Julia Hartley is a Lecturer in Comparative Literature at the University of Glasgow, prior to which she was a Leverhulme early career fellow at the University of Warwick and a lecturer at King’s College London. Her first book Reading Dante and Proust by Analogy was published in 2019 by Legenda. Her current research focuses on the reception of Persian literature and representation of Iran in the French long nineteenth century. This is the subject of her monograph Iran and French Orientalism: Persia in the Literary Culture of Nineteenth-Century France (London: I.B. Tauris, 2024) and a new project on archaeology, gender, and empire in fin-de-siècle France and Iran (under contract with Edinburgh University Press). Along with Wanrug Suwanwattana and Jennifer Yee, Julia was responsible for French Decadence in a Global Context: Exoticism and Colonialism (Liverpool University Press, 2021), an edited volume on the links between literary decadence and the politics of empire. Julia is also a BBC New Generation Thinker and regularly contributes to BBC Radio 3’s programme and podcast ‘Free Thinking’.

Sarah Arens

Sarah Arens is a Lecturer in French at the University of Liverpool. She was previously a British Academy Postdoctoral Fellow at the University of St Andrews (2019-21) and at Liverpool (2021-23) and a Postdoctoral Fellow at the Institute of Advanced Studies in the Humanities at the University of Edinburgh and has held several teaching and/or research positions in Germany, the UK and the US. She is currently working on two monograph projects, Imagining Brussels: Space and Diaspora in Francophone Fiction (under contract with Liverpool UP) and Experimental Empire: Science, Technology, and Belgian Colonialism (1897–1958). She is the editor of the Bulletin of Francophone Postcolonial Studies and recently published the edited collection Colonial Continuities and Decoloniality in the French-Speaking World: From Nostalgia to Resistance (Liverpool UP, 2023), along with Nicola Frith, Jonathan Lewis and Rebekah Vince. She is also currently co-editing, with Sam Goodman, a special issue of Social History of Medicine, entitled ‘Ailing Empires: Medicine, Science and Imperialism’. Sarah is a writing mentor for the British Academy-funded project ‘Building a Transnational Community of Practice: Writing and Researcher Development in Latin America and the Caribbean’.

Notes

1 See for instance Hayden White on the emergence of history as an academic discipline (Citation2014, especially 136).
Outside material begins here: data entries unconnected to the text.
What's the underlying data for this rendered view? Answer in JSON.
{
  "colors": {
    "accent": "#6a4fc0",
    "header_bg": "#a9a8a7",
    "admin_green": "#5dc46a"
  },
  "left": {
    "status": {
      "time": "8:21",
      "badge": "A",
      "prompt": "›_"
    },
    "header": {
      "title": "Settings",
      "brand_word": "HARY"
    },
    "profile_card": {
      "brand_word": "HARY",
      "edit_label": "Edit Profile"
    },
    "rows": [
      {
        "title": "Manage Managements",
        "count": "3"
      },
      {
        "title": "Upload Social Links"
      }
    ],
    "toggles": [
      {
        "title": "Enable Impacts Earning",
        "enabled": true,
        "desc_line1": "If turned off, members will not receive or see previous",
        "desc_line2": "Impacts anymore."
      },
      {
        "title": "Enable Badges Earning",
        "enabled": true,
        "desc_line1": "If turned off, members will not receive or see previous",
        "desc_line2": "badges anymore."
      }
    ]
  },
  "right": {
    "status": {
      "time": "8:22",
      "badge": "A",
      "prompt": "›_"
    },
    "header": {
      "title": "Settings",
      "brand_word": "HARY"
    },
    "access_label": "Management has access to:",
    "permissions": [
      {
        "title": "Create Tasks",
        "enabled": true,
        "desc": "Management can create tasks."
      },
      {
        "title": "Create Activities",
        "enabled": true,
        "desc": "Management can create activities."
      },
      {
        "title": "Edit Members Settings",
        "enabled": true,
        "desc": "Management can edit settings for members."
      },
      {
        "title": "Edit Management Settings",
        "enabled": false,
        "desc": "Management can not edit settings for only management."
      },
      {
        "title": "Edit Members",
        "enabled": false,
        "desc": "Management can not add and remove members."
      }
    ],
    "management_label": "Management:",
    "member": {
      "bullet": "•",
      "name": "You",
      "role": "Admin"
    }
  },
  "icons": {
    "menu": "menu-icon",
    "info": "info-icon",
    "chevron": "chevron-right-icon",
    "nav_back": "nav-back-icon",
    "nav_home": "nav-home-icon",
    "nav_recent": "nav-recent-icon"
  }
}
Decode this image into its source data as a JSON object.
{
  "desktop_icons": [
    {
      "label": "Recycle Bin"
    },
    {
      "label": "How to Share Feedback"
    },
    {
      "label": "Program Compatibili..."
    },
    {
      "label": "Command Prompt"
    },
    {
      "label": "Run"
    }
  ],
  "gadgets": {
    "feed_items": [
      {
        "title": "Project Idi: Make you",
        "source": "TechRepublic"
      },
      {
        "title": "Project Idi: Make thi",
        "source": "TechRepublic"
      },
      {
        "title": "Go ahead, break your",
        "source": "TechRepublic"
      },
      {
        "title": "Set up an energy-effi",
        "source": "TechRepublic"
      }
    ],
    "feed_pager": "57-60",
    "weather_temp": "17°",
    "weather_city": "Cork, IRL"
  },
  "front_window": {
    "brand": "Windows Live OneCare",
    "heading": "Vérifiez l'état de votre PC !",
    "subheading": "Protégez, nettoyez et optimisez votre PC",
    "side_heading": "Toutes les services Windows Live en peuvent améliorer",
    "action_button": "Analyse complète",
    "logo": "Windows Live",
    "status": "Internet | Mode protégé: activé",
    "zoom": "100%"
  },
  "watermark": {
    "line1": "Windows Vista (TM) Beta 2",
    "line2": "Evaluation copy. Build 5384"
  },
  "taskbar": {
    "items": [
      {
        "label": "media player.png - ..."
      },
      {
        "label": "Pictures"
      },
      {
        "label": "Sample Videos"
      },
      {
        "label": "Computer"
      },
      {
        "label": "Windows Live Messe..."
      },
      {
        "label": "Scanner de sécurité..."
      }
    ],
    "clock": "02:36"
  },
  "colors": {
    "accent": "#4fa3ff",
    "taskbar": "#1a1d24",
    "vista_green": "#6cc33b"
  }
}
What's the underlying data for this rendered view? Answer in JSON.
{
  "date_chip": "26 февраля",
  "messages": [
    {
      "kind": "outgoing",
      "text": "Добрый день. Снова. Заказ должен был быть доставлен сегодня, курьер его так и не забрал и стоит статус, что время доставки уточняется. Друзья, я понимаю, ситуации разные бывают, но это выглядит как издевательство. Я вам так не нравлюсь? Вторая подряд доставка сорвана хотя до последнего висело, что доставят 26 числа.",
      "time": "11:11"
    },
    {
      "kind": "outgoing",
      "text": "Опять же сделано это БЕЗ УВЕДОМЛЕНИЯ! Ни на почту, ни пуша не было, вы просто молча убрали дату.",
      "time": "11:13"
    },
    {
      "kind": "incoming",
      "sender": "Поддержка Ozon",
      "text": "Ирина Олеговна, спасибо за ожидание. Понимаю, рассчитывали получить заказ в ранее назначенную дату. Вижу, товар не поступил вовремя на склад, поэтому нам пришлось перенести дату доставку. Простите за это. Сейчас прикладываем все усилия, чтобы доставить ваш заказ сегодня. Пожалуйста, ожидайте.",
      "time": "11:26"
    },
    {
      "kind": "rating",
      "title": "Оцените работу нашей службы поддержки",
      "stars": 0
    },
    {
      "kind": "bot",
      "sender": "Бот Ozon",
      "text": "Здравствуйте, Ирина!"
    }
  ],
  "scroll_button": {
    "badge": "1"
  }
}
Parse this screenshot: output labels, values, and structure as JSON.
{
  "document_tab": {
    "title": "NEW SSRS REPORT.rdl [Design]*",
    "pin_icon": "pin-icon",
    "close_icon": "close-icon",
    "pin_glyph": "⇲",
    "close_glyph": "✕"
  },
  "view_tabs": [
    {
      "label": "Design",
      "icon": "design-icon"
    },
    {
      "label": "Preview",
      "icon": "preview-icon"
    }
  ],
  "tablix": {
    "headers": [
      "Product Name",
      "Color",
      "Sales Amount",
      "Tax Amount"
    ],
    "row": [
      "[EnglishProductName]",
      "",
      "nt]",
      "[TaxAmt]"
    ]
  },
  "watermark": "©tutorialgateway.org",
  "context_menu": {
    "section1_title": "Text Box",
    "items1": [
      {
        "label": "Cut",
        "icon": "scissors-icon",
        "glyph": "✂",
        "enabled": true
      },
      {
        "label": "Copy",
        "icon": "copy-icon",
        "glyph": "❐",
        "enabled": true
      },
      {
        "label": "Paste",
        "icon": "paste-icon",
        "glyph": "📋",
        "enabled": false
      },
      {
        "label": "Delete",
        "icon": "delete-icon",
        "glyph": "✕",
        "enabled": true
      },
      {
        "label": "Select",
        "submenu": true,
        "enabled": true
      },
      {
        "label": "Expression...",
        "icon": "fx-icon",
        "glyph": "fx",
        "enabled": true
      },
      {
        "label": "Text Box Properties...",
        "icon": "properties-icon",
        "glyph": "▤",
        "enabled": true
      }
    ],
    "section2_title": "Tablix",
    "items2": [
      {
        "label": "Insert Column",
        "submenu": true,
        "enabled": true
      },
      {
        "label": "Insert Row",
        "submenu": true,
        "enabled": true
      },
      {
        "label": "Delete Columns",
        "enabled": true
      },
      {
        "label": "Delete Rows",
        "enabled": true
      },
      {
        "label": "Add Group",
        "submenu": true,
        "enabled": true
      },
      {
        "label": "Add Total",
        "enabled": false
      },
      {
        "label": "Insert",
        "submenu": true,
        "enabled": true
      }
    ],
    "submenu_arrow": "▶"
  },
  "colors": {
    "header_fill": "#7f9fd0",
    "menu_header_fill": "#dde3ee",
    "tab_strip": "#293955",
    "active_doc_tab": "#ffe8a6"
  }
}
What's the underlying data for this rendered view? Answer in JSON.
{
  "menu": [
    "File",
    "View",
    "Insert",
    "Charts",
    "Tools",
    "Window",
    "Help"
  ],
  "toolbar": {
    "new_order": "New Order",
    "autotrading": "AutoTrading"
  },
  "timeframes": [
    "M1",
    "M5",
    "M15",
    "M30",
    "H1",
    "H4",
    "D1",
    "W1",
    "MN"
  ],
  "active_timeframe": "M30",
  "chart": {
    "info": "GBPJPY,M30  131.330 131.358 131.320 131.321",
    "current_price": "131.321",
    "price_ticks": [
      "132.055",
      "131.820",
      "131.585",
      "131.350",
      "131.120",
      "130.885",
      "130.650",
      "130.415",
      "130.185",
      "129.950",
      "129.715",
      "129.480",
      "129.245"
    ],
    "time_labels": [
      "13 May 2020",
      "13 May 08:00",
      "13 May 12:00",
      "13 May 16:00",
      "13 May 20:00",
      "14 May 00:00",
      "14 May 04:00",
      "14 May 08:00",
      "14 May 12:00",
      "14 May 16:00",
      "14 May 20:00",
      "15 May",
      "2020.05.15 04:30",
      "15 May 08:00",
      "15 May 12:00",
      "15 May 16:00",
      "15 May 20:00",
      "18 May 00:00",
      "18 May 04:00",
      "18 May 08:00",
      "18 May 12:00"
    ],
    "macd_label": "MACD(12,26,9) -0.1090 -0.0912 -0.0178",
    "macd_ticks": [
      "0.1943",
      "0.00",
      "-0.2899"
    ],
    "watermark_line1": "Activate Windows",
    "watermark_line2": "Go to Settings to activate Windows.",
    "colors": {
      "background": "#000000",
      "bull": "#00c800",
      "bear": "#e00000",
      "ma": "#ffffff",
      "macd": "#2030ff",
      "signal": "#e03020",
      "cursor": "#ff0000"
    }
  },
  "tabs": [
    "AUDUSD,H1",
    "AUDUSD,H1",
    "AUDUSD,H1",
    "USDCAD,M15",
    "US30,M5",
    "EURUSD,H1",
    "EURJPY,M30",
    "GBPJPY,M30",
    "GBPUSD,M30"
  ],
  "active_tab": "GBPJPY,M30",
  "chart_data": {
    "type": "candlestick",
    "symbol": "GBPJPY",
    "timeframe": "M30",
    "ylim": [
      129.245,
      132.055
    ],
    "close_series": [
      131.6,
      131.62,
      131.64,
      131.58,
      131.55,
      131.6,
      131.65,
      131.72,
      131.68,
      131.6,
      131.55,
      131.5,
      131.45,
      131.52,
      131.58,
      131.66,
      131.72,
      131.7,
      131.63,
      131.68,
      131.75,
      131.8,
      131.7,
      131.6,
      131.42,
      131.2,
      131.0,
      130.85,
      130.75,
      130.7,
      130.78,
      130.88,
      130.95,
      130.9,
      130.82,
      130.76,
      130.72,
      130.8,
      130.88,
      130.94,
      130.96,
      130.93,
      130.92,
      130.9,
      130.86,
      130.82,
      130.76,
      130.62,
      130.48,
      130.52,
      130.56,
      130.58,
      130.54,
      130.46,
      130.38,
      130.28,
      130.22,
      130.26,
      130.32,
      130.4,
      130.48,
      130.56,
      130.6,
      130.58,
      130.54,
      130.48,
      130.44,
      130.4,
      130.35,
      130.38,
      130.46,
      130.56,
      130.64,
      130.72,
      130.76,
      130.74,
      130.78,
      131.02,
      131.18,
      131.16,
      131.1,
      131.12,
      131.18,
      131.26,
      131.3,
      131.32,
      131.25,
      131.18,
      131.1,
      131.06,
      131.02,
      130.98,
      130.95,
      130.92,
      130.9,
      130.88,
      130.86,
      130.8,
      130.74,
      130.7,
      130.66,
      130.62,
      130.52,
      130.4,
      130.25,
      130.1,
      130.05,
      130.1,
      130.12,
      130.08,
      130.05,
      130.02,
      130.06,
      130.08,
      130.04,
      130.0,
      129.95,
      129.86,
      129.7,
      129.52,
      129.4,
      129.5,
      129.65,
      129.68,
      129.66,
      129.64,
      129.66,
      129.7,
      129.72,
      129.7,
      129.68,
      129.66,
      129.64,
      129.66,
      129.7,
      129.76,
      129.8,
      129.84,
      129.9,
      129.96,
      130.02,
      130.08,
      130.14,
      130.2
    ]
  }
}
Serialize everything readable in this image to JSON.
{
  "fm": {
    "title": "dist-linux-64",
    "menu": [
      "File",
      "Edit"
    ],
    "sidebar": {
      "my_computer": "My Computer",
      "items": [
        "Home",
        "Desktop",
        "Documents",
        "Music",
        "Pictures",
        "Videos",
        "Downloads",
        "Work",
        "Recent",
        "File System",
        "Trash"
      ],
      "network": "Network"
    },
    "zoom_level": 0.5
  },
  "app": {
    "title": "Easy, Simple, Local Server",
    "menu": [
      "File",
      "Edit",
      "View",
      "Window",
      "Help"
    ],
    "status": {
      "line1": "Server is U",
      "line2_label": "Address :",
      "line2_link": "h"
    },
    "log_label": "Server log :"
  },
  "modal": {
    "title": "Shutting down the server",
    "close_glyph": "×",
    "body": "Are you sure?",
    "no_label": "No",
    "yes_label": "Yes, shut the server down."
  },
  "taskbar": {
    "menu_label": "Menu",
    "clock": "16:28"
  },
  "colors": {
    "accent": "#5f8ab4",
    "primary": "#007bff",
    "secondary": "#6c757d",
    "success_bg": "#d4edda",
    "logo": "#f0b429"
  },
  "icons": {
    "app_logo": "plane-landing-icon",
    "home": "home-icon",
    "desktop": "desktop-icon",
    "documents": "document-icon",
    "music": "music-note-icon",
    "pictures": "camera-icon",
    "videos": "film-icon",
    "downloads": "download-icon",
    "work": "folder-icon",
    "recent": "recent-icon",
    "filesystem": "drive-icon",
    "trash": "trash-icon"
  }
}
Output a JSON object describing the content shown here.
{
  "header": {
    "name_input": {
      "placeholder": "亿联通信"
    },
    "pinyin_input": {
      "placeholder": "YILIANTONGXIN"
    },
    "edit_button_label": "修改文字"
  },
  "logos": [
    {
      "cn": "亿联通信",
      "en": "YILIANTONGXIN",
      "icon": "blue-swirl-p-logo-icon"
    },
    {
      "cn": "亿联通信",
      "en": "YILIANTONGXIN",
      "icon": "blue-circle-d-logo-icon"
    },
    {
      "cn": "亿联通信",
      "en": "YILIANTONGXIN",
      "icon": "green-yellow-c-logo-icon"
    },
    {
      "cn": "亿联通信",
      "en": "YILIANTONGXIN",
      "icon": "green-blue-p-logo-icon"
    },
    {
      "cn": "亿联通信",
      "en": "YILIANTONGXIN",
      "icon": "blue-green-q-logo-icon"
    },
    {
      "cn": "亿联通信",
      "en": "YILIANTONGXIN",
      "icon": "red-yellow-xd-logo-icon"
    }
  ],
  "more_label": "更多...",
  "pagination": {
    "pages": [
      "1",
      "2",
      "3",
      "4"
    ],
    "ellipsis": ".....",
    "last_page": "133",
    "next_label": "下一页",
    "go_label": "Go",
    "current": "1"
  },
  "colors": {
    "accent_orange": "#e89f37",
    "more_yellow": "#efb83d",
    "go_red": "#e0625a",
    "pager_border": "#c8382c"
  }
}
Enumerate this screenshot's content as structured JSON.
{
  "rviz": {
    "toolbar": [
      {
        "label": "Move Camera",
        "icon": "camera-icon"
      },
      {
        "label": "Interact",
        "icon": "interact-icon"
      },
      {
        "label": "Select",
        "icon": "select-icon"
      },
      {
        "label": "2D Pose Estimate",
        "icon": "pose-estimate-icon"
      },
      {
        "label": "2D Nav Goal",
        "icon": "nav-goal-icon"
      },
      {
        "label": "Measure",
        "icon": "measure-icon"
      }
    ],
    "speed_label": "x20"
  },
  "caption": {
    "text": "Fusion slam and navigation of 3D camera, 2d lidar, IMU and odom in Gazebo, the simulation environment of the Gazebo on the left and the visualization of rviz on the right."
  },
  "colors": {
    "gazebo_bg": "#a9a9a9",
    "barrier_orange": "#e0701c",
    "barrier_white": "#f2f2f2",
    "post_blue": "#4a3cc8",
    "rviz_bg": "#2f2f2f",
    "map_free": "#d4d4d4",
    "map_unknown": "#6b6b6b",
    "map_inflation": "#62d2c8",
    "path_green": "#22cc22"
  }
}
2 See, for instance, Bessone (Citation2021). The 2018 attempt is part of a longer debate surrounding the term ‘race’ in the French Constitution (see Balibar Citation1992).

3 In this introduction, we are focusing primarily on the Enlightenment’s influence on nineteenth-century constructions of race in France. It is, however, important to mention that this builds on a much longer history, as Noémie Ndiaye demonstrates in her 2020 essay that calls for a rewriting of the seventeenth century in France as a period of ‘race-making’.